Ma commune va craquer…

Publié le 23 septembre 2015 | Une

Sylvie Tuyéras est maire d’une petite commune de 1 675 habitants, le 19 septembre, elle a fermé les portes de la mairie pour interpeller les habitants et l’État sur une situation intenable.

Sylvie Tuyéras est maire d’une petite commune de 1 675 habitants, le 19 septembre, elle a fermé les portes de la mairie pour interpeller les habitants et l’État sur une situation intenable.

À l’instar de ses collègues maires de la communauté de communes de Vienne-Glane, Sylvie Tuyéras était présente dans sa mairie, samedi matin, pour expliquer aux citoyens pourquoi elle avait décidé de fermer celle-ci.
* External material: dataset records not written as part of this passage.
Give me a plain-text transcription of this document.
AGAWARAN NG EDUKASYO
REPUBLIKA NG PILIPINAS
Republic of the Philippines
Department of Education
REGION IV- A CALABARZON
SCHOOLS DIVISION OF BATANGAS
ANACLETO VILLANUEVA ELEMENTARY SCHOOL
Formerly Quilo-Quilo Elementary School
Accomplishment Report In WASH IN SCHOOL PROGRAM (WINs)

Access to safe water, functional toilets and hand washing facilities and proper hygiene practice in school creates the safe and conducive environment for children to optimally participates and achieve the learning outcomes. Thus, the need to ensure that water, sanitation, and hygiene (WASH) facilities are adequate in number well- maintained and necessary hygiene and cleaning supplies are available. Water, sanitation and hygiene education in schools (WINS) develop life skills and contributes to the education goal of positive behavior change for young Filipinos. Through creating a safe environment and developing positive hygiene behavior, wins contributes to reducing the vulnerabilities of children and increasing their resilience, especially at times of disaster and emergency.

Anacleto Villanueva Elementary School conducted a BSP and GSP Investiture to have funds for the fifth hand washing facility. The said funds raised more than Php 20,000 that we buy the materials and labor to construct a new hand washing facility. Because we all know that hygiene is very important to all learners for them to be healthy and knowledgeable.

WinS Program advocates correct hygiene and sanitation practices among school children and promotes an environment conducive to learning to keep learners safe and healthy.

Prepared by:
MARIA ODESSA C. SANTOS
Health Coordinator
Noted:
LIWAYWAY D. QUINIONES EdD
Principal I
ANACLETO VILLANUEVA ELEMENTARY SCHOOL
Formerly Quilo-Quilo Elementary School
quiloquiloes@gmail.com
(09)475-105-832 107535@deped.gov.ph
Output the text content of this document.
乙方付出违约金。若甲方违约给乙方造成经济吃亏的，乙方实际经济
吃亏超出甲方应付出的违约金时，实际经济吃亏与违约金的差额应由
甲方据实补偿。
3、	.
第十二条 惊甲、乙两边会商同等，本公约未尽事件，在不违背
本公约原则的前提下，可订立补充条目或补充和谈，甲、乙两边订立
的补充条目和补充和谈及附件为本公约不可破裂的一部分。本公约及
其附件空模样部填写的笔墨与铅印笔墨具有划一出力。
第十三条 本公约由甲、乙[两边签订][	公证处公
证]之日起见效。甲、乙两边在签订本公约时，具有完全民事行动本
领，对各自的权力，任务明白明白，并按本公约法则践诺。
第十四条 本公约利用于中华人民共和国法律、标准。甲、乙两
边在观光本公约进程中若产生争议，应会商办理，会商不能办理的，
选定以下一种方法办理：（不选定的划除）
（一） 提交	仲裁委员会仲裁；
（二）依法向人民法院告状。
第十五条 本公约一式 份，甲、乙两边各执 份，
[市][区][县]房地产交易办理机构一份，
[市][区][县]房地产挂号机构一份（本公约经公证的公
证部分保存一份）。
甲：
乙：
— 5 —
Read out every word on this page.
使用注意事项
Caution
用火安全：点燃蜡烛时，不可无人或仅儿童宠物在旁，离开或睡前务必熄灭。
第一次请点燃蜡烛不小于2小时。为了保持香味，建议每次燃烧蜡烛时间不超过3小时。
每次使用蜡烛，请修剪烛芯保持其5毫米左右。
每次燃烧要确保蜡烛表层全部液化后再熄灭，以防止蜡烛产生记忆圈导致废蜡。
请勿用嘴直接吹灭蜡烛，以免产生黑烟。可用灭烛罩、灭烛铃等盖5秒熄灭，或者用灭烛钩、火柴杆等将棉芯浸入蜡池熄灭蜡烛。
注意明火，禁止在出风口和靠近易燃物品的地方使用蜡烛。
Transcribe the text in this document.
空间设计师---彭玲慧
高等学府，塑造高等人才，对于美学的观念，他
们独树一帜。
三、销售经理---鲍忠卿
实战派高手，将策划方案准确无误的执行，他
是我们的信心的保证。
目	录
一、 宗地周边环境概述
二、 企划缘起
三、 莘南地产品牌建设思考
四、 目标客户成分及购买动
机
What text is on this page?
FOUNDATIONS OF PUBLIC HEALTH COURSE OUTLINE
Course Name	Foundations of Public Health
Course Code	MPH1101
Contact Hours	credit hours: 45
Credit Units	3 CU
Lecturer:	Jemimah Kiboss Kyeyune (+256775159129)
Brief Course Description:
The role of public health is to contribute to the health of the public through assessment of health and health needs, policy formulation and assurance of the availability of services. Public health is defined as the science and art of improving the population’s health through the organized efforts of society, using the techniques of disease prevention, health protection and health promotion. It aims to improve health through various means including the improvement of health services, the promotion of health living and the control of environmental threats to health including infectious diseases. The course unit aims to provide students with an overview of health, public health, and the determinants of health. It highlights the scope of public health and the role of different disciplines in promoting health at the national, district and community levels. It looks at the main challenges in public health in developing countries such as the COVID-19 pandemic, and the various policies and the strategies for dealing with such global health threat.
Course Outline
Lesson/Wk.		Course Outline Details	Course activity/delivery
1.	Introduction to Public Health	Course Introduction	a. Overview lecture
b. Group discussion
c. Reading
«Je ne me lasse pas d’expliquer aux gens ce qu’est un maire, à quoi sert une mairie, comment on fait le budget d’une commune parce qu’il est important que chacun sache où passe son argent et pourquoi on est vraiment en danger avec les suppressions de dotations de l’État» explique-t-elle malgré sa colère qui ne diminue pas face à la surdité de l’État. «

On va encore nous baisser la DGF (dotation globale de fonctionnement) alors que c’est aussi une partie des impôts des citoyens alors que l’État nous demande d’effectuer un nombre croissant de choses en son nom. Les temps d’activités périscolaires (qui coûtent beaucoup plus que les 50 euros par enfants attribués), les dossiers d’urbanisme (dont le coût a été évalué à 9 000 euros pour la commune, sans transfert de budget)… On ne peut pas assumer tout ça sans que l’investissement s’en retrouve réduit. À Saint-Brice, on en est déjà à ne plus investir et c’est du travail en moins pour les entrepreneurs locaux. Le dernier gros investissement que l’on va faire c’est la rénovation et l’extension des vestiaires du terrain de foot, ça fait dix ans que ça traîne et on a enfin le budget, mais c’est tout ! Si on veut garder des habitants dans nos communes, il faut des services. On est une des rares communes avec deux écoles (la création du RPI en 2004 a apporté tellement d’écoliers qu’il a fallu construire une extension pour 350 000 euros) mais la baisse de dotations d’ici à 2017 représente le fonctionnement de l’une d’entre elles ! Comment respecter les normes de plus en plus compliquées sans budget ?

En 2005, on a mené de front les travaux de la salle des fêtes et de l’école, on ne pourrait plus faire ça. Ça fait des années que l’on fait des économies mais il y a des budgets où on a 30 000 euros de frais de fonctionnement (toitures, murs, routes…) et c’est l’équivalent de ce qu’on nous supprime cette année, il nous faut réduire les frais pour que notre budget passe… C’est l’argent de tous les citoyens, on ne peut pas faire n’importe quoi avec.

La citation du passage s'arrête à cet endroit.